Consensus Reached on New Sustainable Development Agenda

News updates From PPD Permanent Observer to the UN, New York.
6 August. 2015

The 193 Member States of the United Nations reached a consensus on the outcome document that will constitute the new sustainable development agenda for the 2015-30 period. The Outcome document concluded a negotiating process that has spanned more than two years including an unprecedented participation of member countries, intergovernmental organizations, and civil society organizations. The outcome document featuring an ambitious agenda with 17 new sustainable development goals (SDGs), aims to end poverty by 2030, promote shared economic prosperity, social development and environmental protection.

United Nations Secretary-General Ban Ki-moon welcomed the agreement and said it “encompasses a universal, transformative and integrated agenda that heralds an historic turning point for our world.  This is the people’s agenda, a plan of action for ending poverty in all its dimensions, irreversibly, everywhere and leaving no one behind.  It seeks to ensure peace and prosperity and forge partnerships with people and planet at the core.”
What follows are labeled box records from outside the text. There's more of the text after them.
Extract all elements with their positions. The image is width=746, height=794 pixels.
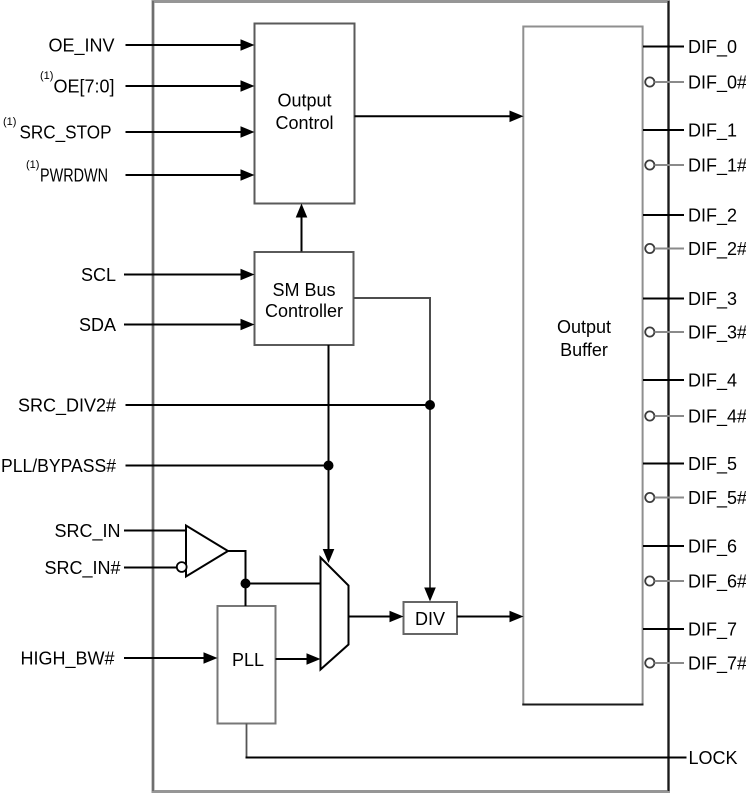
svg-text:PLL: PLL: [232, 650, 264, 670]
svg-text:DIF_2#: DIF_2#: [688, 239, 746, 260]
svg-text:DIF_0: DIF_0: [688, 37, 737, 58]
block PLL: [218, 606, 276, 724]
svg-text:DIF_0#: DIF_0#: [688, 73, 746, 94]
svg-text:SRC_IN: SRC_IN: [54, 521, 120, 542]
svg-text:DIF_2: DIF_2: [688, 206, 737, 227]
wire mux output to DIV: [349, 616, 392, 618]
svg-text:DIF_4#: DIF_4#: [688, 407, 746, 428]
svg-text:DIF_5#: DIF_5#: [688, 488, 746, 509]
mux: [321, 558, 349, 670]
wire dot to mux top input: [246, 583, 321, 585]
svg-text:OE_INV: OE_INV: [48, 36, 114, 57]
wire DIV output to Output Buffer: [457, 616, 511, 618]
wire SRC_STOP input: [126, 131, 243, 133]
wire DIF_5: [643, 463, 684, 465]
svg-text:DIF_3#: DIF_3#: [688, 323, 746, 344]
wire SM Bus right elbow down to DIV: [354, 298, 431, 589]
svg-text:OE[7:0]: OE[7:0]: [53, 77, 114, 97]
svg-text:(1): (1): [26, 159, 39, 171]
wire PLL output to mux: [276, 658, 309, 660]
outer boundary right edge dark core: [668, 1, 670, 791]
wire SRC_IN input: [124, 530, 186, 532]
wire buffer output elbow: [228, 551, 246, 584]
block Output Buffer: [523, 27, 642, 705]
wire DIF_4: [643, 379, 684, 381]
svg-text:Buffer: Buffer: [560, 340, 608, 360]
wire DIF_6: [643, 545, 684, 547]
svg-text:SDA: SDA: [79, 315, 116, 335]
svg-text:SCL: SCL: [81, 265, 116, 285]
block DIV: [404, 602, 458, 634]
wire SRC_IN# input: [124, 567, 177, 569]
wire DIF_1: [643, 129, 684, 131]
wire DIF_2: [643, 214, 684, 216]
wire DIF_3#: [645, 327, 654, 336]
svg-text:Controller: Controller: [265, 301, 343, 321]
svg-text:(1): (1): [3, 116, 16, 128]
wire Output Control to Output Buffer: [355, 115, 512, 117]
wire PWRDWN input: [126, 174, 243, 176]
junction dot SRC_DIV2#: [425, 400, 435, 410]
junction dot buffer output: [241, 579, 251, 589]
svg-text:SRC_DIV2#: SRC_DIV2#: [18, 396, 116, 417]
svg-text:SRC_STOP: SRC_STOP: [20, 123, 112, 144]
wire SCL input: [124, 274, 242, 276]
svg-text:DIF_6#: DIF_6#: [688, 572, 746, 593]
wire SRC_DIV2# input: [126, 404, 431, 406]
svg-text:PWRDWN: PWRDWN: [40, 166, 108, 186]
outer chip boundary: [153, 2, 669, 792]
DIF output pins: [643, 47, 684, 630]
junction dot PLL/BYPASS#: [324, 461, 334, 471]
svg-text:Control: Control: [275, 113, 333, 133]
svg-text:HIGH_BW#: HIGH_BW#: [20, 649, 114, 670]
svg-text:Output: Output: [557, 317, 611, 337]
DIF# complement pins: bubble + gray wire: [645, 77, 684, 667]
svg-text:SRC_IN#: SRC_IN#: [44, 558, 120, 579]
svg-text:DIF_6: DIF_6: [688, 537, 737, 558]
svg-text:LOCK: LOCK: [689, 748, 738, 768]
svg-text:Output: Output: [277, 91, 331, 111]
wire SM Bus Controller up to Output Control: [301, 216, 303, 252]
wire DIF_0: [643, 46, 684, 48]
wire DIF_6#: [645, 576, 654, 585]
svg-text:DIF_1#: DIF_1#: [688, 156, 746, 177]
wire DIF_7#: [645, 658, 654, 667]
svg-text:DIF_5: DIF_5: [688, 454, 737, 475]
wire PLL/BYPASS# input: [126, 465, 329, 467]
DIF labels: [688, 37, 746, 675]
wire DIF_3: [643, 298, 684, 300]
block SM Bus Controller: [255, 252, 354, 345]
svg-text:DIV: DIV: [415, 609, 445, 629]
svg-text:PLL/BYPASS#: PLL/BYPASS#: [1, 456, 116, 476]
wire dot down to PLL: [245, 584, 247, 607]
svg-text:DIF_3: DIF_3: [688, 289, 737, 310]
wire DIF_5#: [645, 493, 654, 502]
wire DIF_2#: [645, 244, 654, 253]
wire DIF_4#: [645, 411, 654, 420]
wire SM Bus bottom down to mux select: [328, 345, 330, 550]
wire PLL bottom to LOCK output: [246, 724, 248, 758]
inversion bubble on SRC_IN#: [177, 562, 187, 572]
svg-text:SM Bus: SM Bus: [272, 280, 335, 300]
input buffer triangle: [186, 526, 228, 577]
outer boundary left edge dark core: [152, 1, 154, 791]
svg-text:DIF_1: DIF_1: [688, 121, 737, 142]
wire HIGH_BW# input: [124, 657, 205, 659]
wire DIF_7: [643, 628, 684, 630]
svg-text:DIF_4: DIF_4: [688, 371, 737, 392]
wire OE_INV input: [126, 44, 243, 46]
wire DIF_1#: [645, 160, 654, 169]
block Output Control: [255, 24, 355, 204]
wire SDA input: [124, 324, 242, 326]
wire DIF_0#: [645, 77, 654, 86]
svg-text:(1): (1): [40, 70, 53, 82]
svg-text:DIF_7: DIF_7: [688, 620, 737, 641]
svg-text:DIF_7#: DIF_7#: [688, 654, 746, 675]
wire OE[7:0] input: [126, 85, 243, 87]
The Outcome Document of the new agenda will be formally adopted at the ‘Sustainable Development Summit’ to be held at the United Nations Headquarters in New York between 25 to 27 September where more than 150 world leaders are expected to attend. The new agenda builds on the success of the Millennium Development Goals, which helped more than 700 million people escape poverty.  The new goals, and the broader sustainability agenda, go much further, addressing the root causes of poverty and the universal need for development that works for all people.  The preamble of the document underscores the collective commitment, “We are resolved to free the human race from the tyranny of poverty and want and to heal and secure our planet. We are determined to take the bold and transformative steps which are urgently needed to shift the world onto a sustainable and resilient path.  As we embark on this collective journey, we pledge that no one will be left behind.”
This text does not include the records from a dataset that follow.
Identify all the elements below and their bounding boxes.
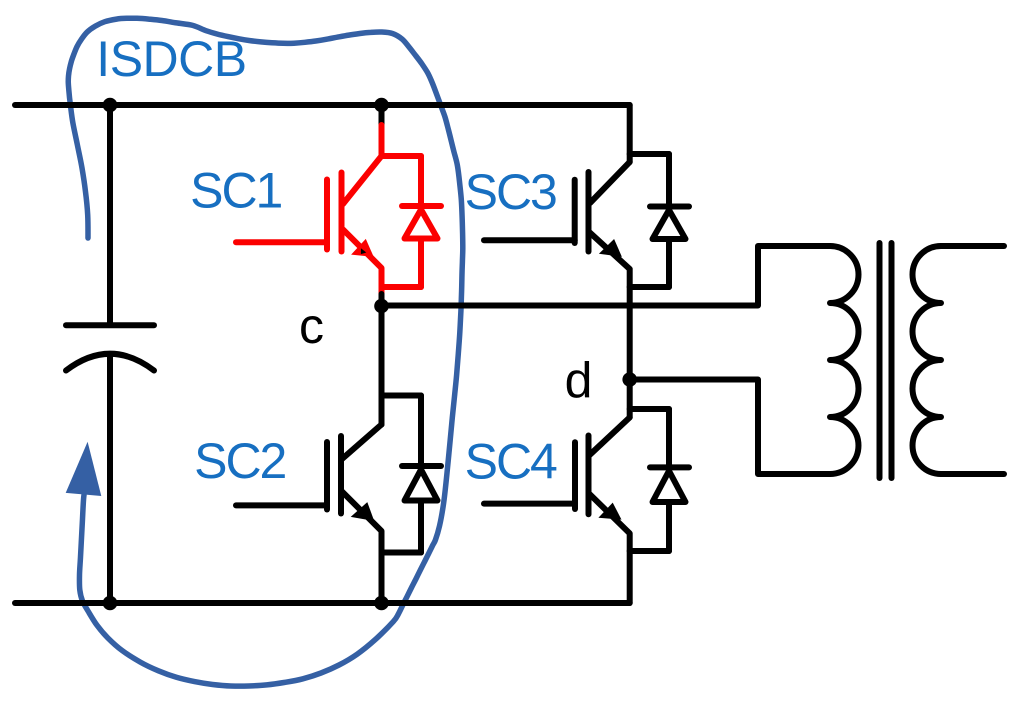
svg-text:SC1: SC1 <box>190 163 281 219</box>
svg-text:SC3: SC3 <box>465 164 556 220</box>
svg-text:SC2: SC2 <box>194 433 285 489</box>
svg-text:c: c <box>299 298 323 354</box>
svg-text:d: d <box>565 353 591 409</box>
svg-text:SC4: SC4 <box>465 434 557 490</box>
svg-text:ISDCB: ISDCB <box>96 31 246 87</box>
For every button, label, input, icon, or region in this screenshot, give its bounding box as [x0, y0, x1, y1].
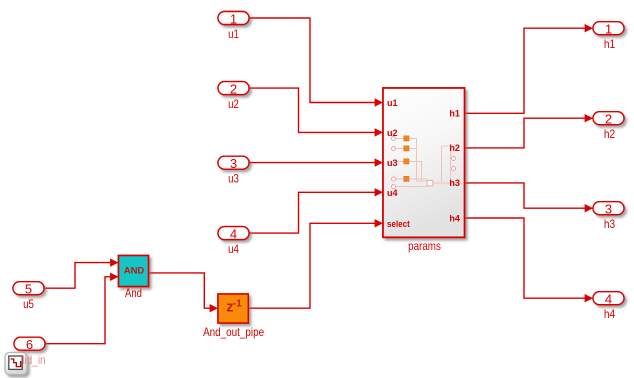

The Intergovernmental Process: At the United Nations Conference on Sustainable Development (Rio+20) in 2012, Member States agreed to launch a process to develop a set of sustainable development goals that would build upon the Millennium Development Goals.  The Millennium Development Goals have proven that goal-setting can lift millions out of poverty, improve well-being and provide vast new opportunities for better lives.  It was agreed that the new goals would be global in nature and universally applicable to all countries while taking into account different national realities, capacities and levels of development and respecting national policies and priorities. The inclusive and transparent consultations by Member States, with the strong engagement of civil society and other stakeholders, have served as a basis for the conclusion of the intergovernmental negotiations on the emerging universal and people-centred agenda.

Core Elements of Outcome Document

The outcome document highlights poverty eradication as the overarching goal of the new development agenda and has at its core the integration of the economic, social and environmental dimensions of sustainable development.  The emerging development agenda is unique in that it calls for action by all countries, poor, rich and middle-income.  Member States pledge that as they embark on this collective journey, no one will be left behind.  The “five Ps” — people, planet, prosperity, peace and partnership — capture the broad scope of the agenda.

The 17 goals and 169 targets aim at tackling key systemic barriers to sustainable development such as inequality, unsustainable consumption and production patterns, inadequate infrastructure and lack of decent jobs.  The environmental dimension of sustainable development is covered in the goals on oceans and marine resources and on ecosystems and biodiversity, bringing core issues into the goal and target framework.

The means of implementation outlined in the outcome document match its ambitious goals and focus on finance, technology and capacity development.  In addition to a stand-alone goal on the means of implementation for the new agenda, specific means are tailored to each of the sustainable development goals.

Member States stressed that the desired transformations will require a departure from “business as usual” and that intensified international cooperation on many fronts will be required.  The agenda calls for a revitalized, global partnership for sustainable development, including for multi-stakeholder partnerships.  The agenda also calls for increased capacity-building and better data and statistics to measure sustainable development.

An effective follow-up and review architecture — a core element of the outcome document — will be critical to support the implementation of the new agenda.  The High Level Political Forum on Sustainable Development, set up after the Rio+20 Conference, will serve as the apex for follow-up and review and will thus play a central role.  The General Assembly, the Economic and Social Council and specialized agencies will also be engaged in reviewing progress in specific areas.

Based on the outcome document, the agenda will include a Technology Facilitation Mechanism to support the new goals, based on multi-stakeholder collaboration between Member States, civil society, business, the scientific community and the United Nations system of agencies.  The Mechanism, which was agreed at the Addis Conference in July, will have an inter-agency task team, a forum on science, technology and innovation and an online platform for collaboration. The successful outcome of the Addis Conference gave important positive momentum to the last stretch of negotiations on the post-2015 development agenda.